Mining Collective Outliers Data Mining
A database may contain data objects that do not comply with the general behavior or model of the data. These data objects are Outliers. The investigation of OUTLIER data is known as OUTLIER MINING. An outlier may be detected using statistical tests which assume a distribution or probability model for the data, or using distance measures where objects having a small fraction of “close” neighbors in space are considered outliers. Rather than utilizing factual or distance measures, deviation-based techniques distinguish exceptions/outliers by inspecting differences in the principle attributes of items in a group.
A group of data objects which deviates significantly from the entire data set is called a Collective outlier. In the Collective outlier, there is a chance that each individual object may not be an outlier. collective outlier detection is more difficult than conventional and contextual outlier detection as the structure of the data set relationships between multiple data objects needs to be examined.
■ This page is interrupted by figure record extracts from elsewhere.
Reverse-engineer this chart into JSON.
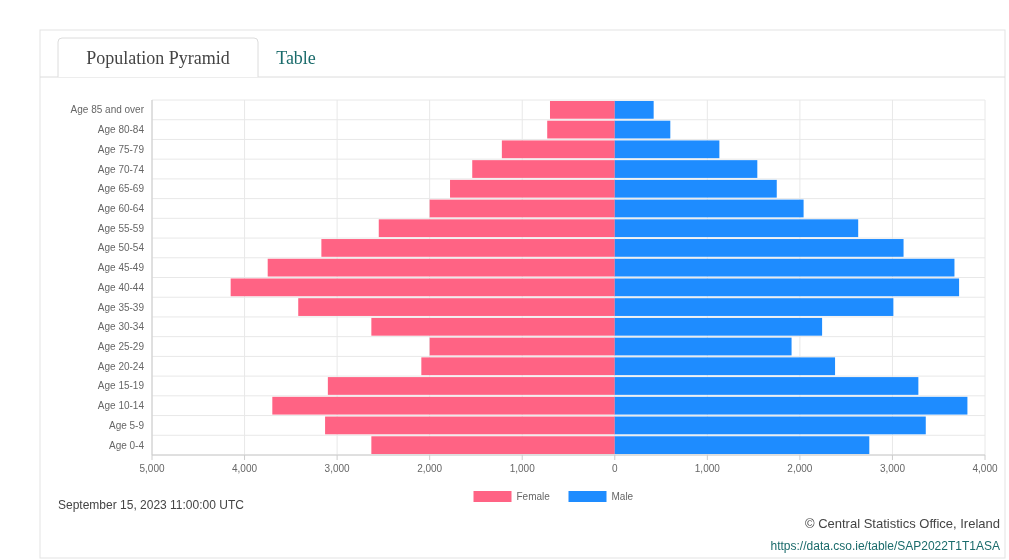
{
  "chart_data": {
    "type": "bar",
    "orientation": "horizontal",
    "stacked": true,
    "title": "Population Pyramid",
    "categories": [
      "Age 85 and over",
      "Age 80-84",
      "Age 75-79",
      "Age 70-74",
      "Age 65-69",
      "Age 60-64",
      "Age 55-59",
      "Age 50-54",
      "Age 45-49",
      "Age 40-44",
      "Age 35-39",
      "Age 30-34",
      "Age 25-29",
      "Age 20-24",
      "Age 15-19",
      "Age 10-14",
      "Age 5-9",
      "Age 0-4"
    ],
    "series": [
      {
        "name": "Female",
        "color": "#ff6384",
        "values": [
          -700,
          -730,
          -1220,
          -1540,
          -1780,
          -2000,
          -2550,
          -3170,
          -3750,
          -4150,
          -3420,
          -2630,
          -2000,
          -2090,
          -3100,
          -3700,
          -3130,
          -2630
        ]
      },
      {
        "name": "Male",
        "color": "#1e8cff",
        "values": [
          420,
          600,
          1130,
          1540,
          1750,
          2040,
          2630,
          3120,
          3670,
          3720,
          3010,
          2240,
          1910,
          2380,
          3280,
          3810,
          3360,
          2750
        ]
      }
    ],
    "xlim": [
      -5000,
      4000
    ],
    "xticks": [
      {
        "value": -5000,
        "label": "5,000"
      },
      {
        "value": -4000,
        "label": "4,000"
      },
      {
        "value": -3000,
        "label": "3,000"
      },
      {
        "value": -2000,
        "label": "2,000"
      },
      {
        "value": -1000,
        "label": "1,000"
      },
      0,
      {
        "value": 1000,
        "label": "1,000"
      },
      {
        "value": 2000,
        "label": "2,000"
      },
      {
        "value": 3000,
        "label": "3,000"
      },
      {
        "value": 4000,
        "label": "4,000"
      }
    ],
    "grid": true,
    "legend": "bottom",
    "annotations": [
      "Table",
      "September 15, 2023 11:00:00 UTC",
      "© Central Statistics Office, Ireland",
      "https://data.cso.ie/table/SAP2022T1T1ASA"
    ]
  }
}
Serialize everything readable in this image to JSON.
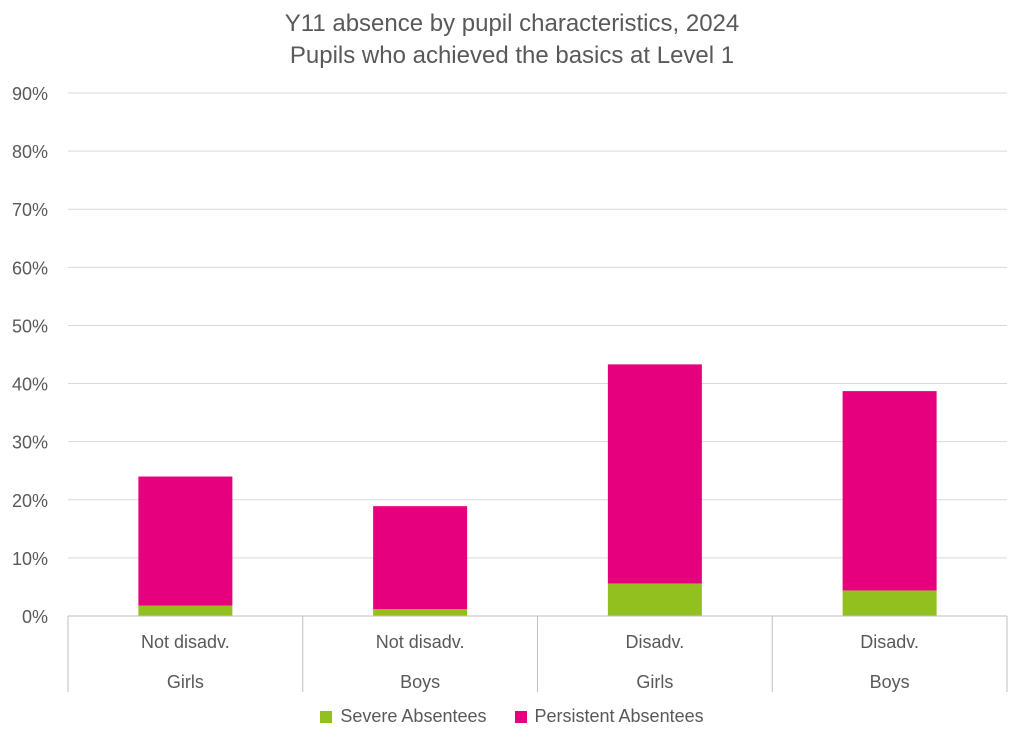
{
  "chart_data": {
    "type": "bar",
    "stacked": true,
    "title": "Y11 absence by pupil characteristics, 2024",
    "subtitle": "Pupils who achieved the basics at Level 1",
    "categories": [
      {
        "group": "Not disadv.",
        "sub": "Girls"
      },
      {
        "group": "Not disadv.",
        "sub": "Boys"
      },
      {
        "group": "Disadv.",
        "sub": "Girls"
      },
      {
        "group": "Disadv.",
        "sub": "Boys"
      }
    ],
    "series": [
      {
        "name": "Severe Absentees",
        "color": "#92c01f",
        "values": [
          1.8,
          1.2,
          5.6,
          4.4
        ]
      },
      {
        "name": "Persistent Absentees",
        "color": "#e6007e",
        "values": [
          22.2,
          17.7,
          37.7,
          34.3
        ]
      }
    ],
    "ylim": [
      0,
      90
    ],
    "yticks": [
      "0%",
      "10%",
      "20%",
      "30%",
      "40%",
      "50%",
      "60%",
      "70%",
      "80%",
      "90%"
    ],
    "grid": true,
    "legend_position": "bottom"
  }
}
Collective Outlier Data Mining:
Collective outlier Data Mining completely depends on the type of data structure. But predetermining the structure of the data objects is a difficult task and may be impossible sometimes. we explore the internal structures which are formed by temporal data structures like segments of the time series or subsequences. we explore the local areas to detect collective outliers in spatial data. we explore subgraphs in graph and interconnected network data. Contextual outlier detection is similar to collective outlier detection are similar because in both of these detection methods substructures and local areas are explored. In contextual outlier detection, the context of the data objects is considered as the main attribute to detect the outliers.
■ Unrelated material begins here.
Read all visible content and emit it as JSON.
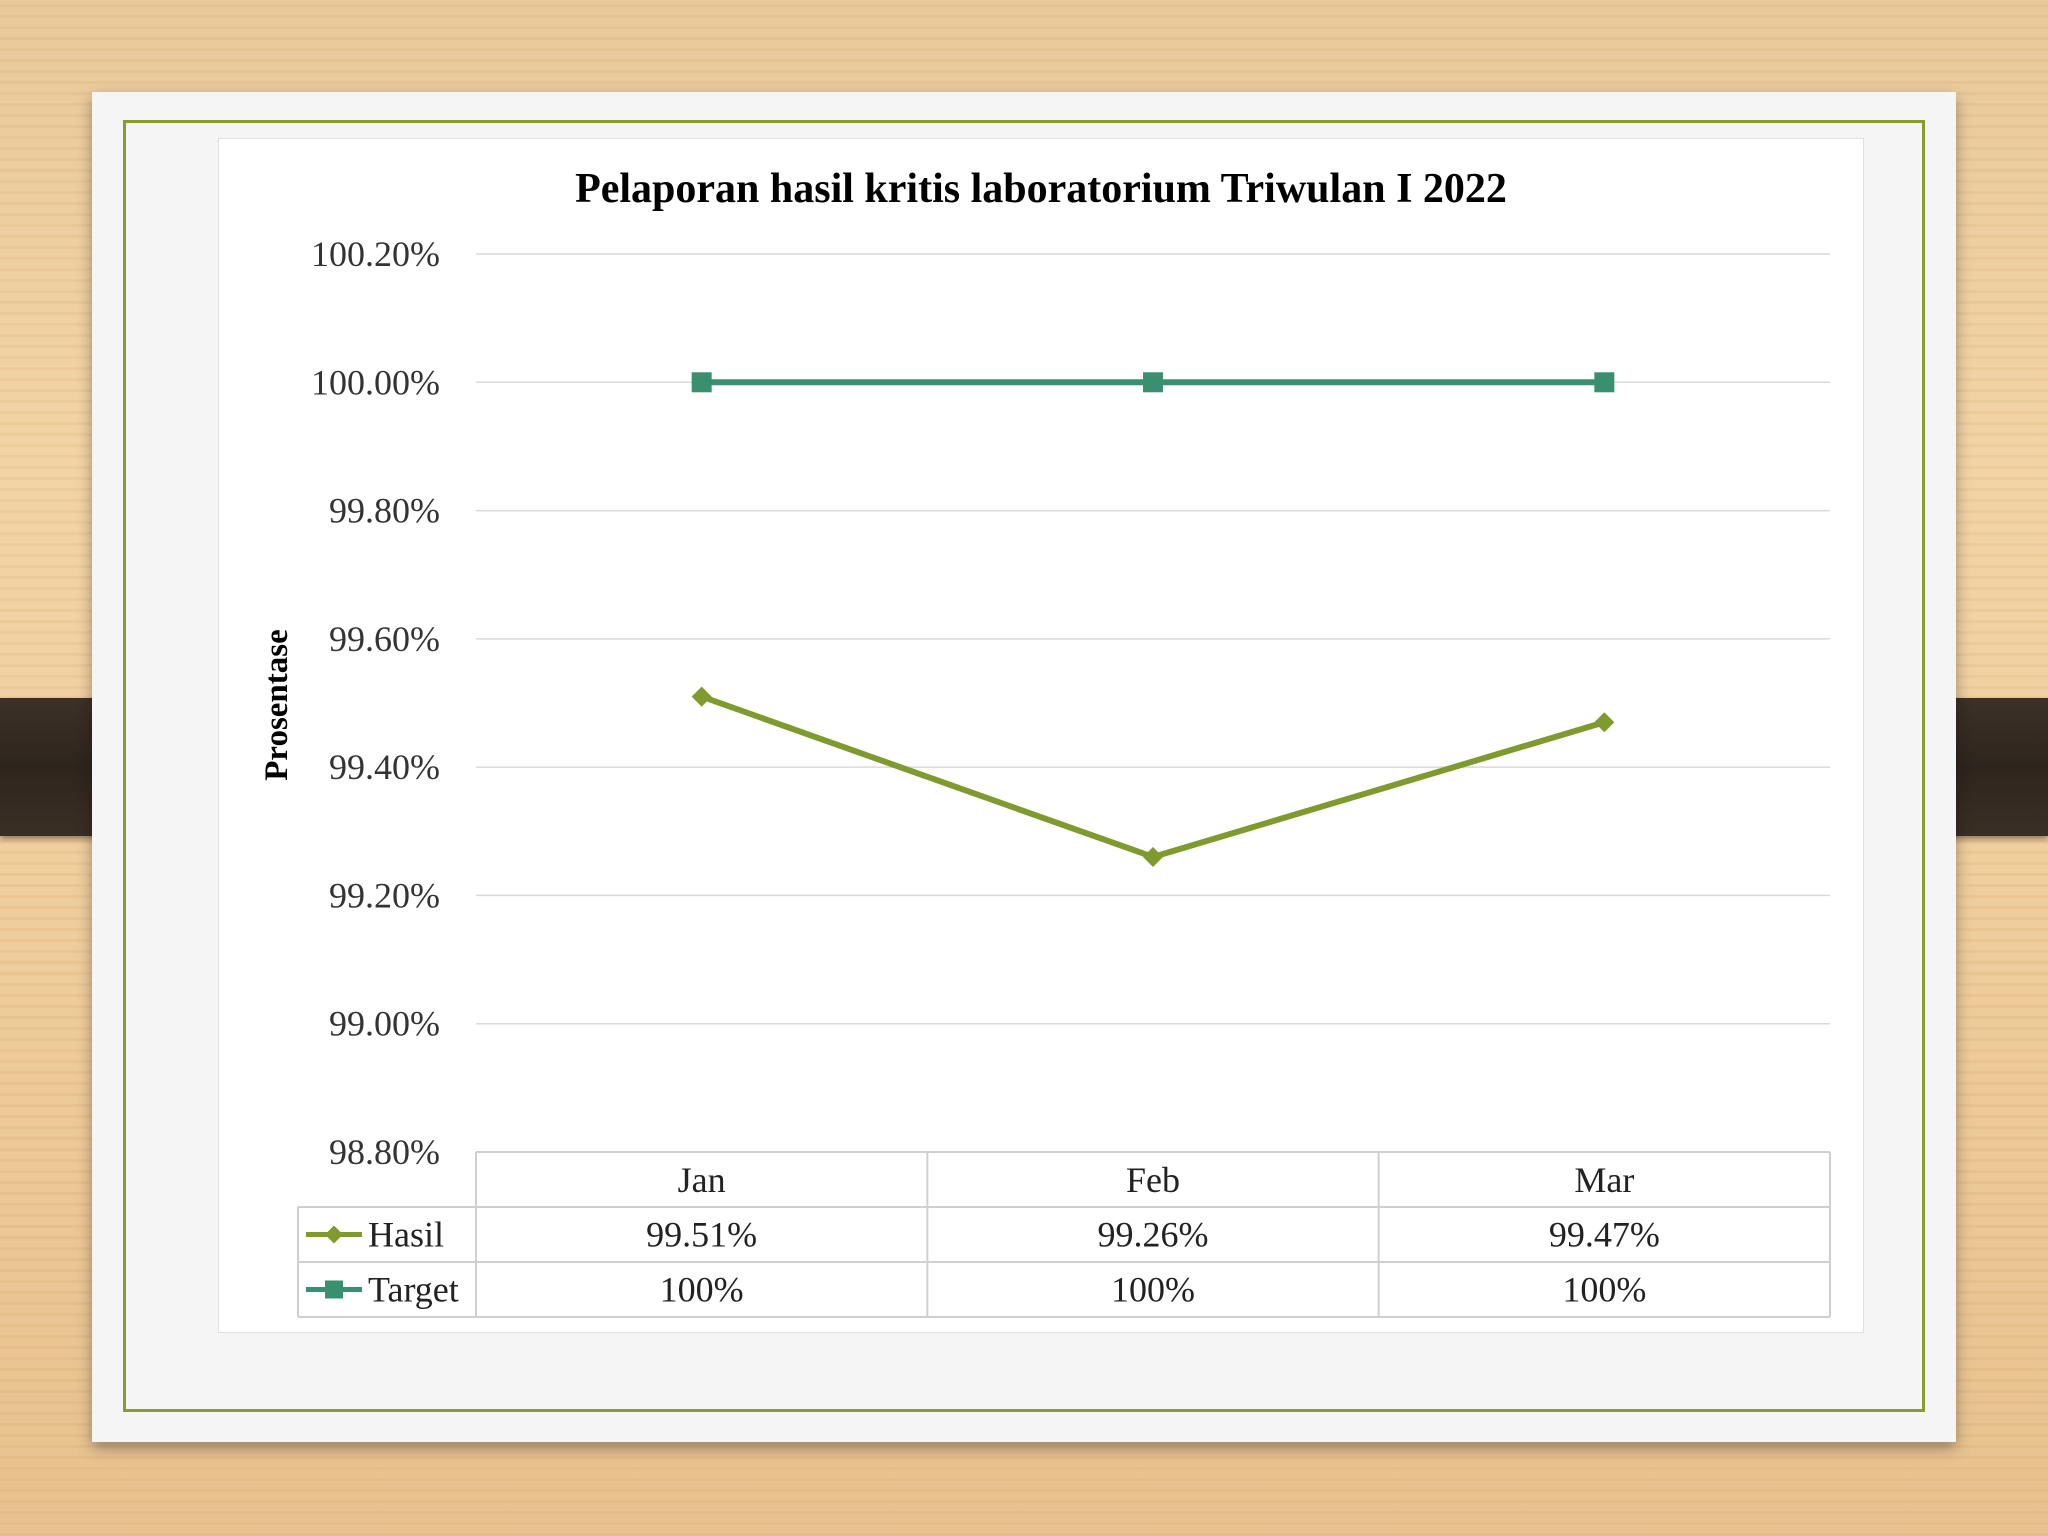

Here, the contextual information is the structural attribute. collective outlier detection is challenging as the structures of data are explored to detect the outliers. It also depends on the type of the application and data objects. As the mining process of collective outlier detection involves several sophisticated data mining and machine learning techniques it has a high computational cost. But collective outlier detection is practically applicable in many situations.
Collective outlier detection methods are of two different types. In the first category, the problem of collective outlier detection is reduced to conventional outlier detection. It identifies the structural units of the data and from each of the structural units (either a time-series segment, a local area, or a subgraph) significant features are extracted to determine the collective outliers. Now the problem of collective outlier detection is transformed into outlier detection. The data objects whose behavior deviates from the features extracted from the structures are considered outliers. Whereas all the normal objects exhibit a similar type of structural behavior.
The second category of collective outlier detection is to build the model of the expected behavior of structural units of the attributes. For example, to detect the collective outliers in spatial data, we can build a model by extracting the featural behavior of the structural units of the data attributes. The data objects are identified as collective outliers if they deviate from the model.
Collective Outlier Detection on Graph Data:
Collective outlier detection can be performed on the social network. social networks can be assumed as an unlabeled graph. Each possible subgraph of the network or graph can be treated as a structural unit which is the important criterion to find out the outliers in the graph. We consider the two features namely the number of vertices in the subgraph S and the frequency of the particular subgraph in the network to detect outliers in the graph or network. That is, frequency(S) is the number of subgraphs in the network that are similar and have the isomorphic properties in the Network. If the subgraph contains multiple vertices and high frequency compared to the other subgraphs then it is identified as the collective outlier. In general, the subgraphs with fewer number vertices are expected to be the frequent subgraphs. The large subgraphs are assumed to be less frequent. But during the experimentation, if both the frequency and number of vertices are high then these are declared as outliers in the social network.
Collective outlier detection is subtle due to the challenge of exploring the structures in data. The exploration typically uses heuristics and thus may be application-dependent. The computational cost is often high due to the sophisticated mining process. While highly useful in practice, collective outlier detection remains a challenging direction that calls for further research and development.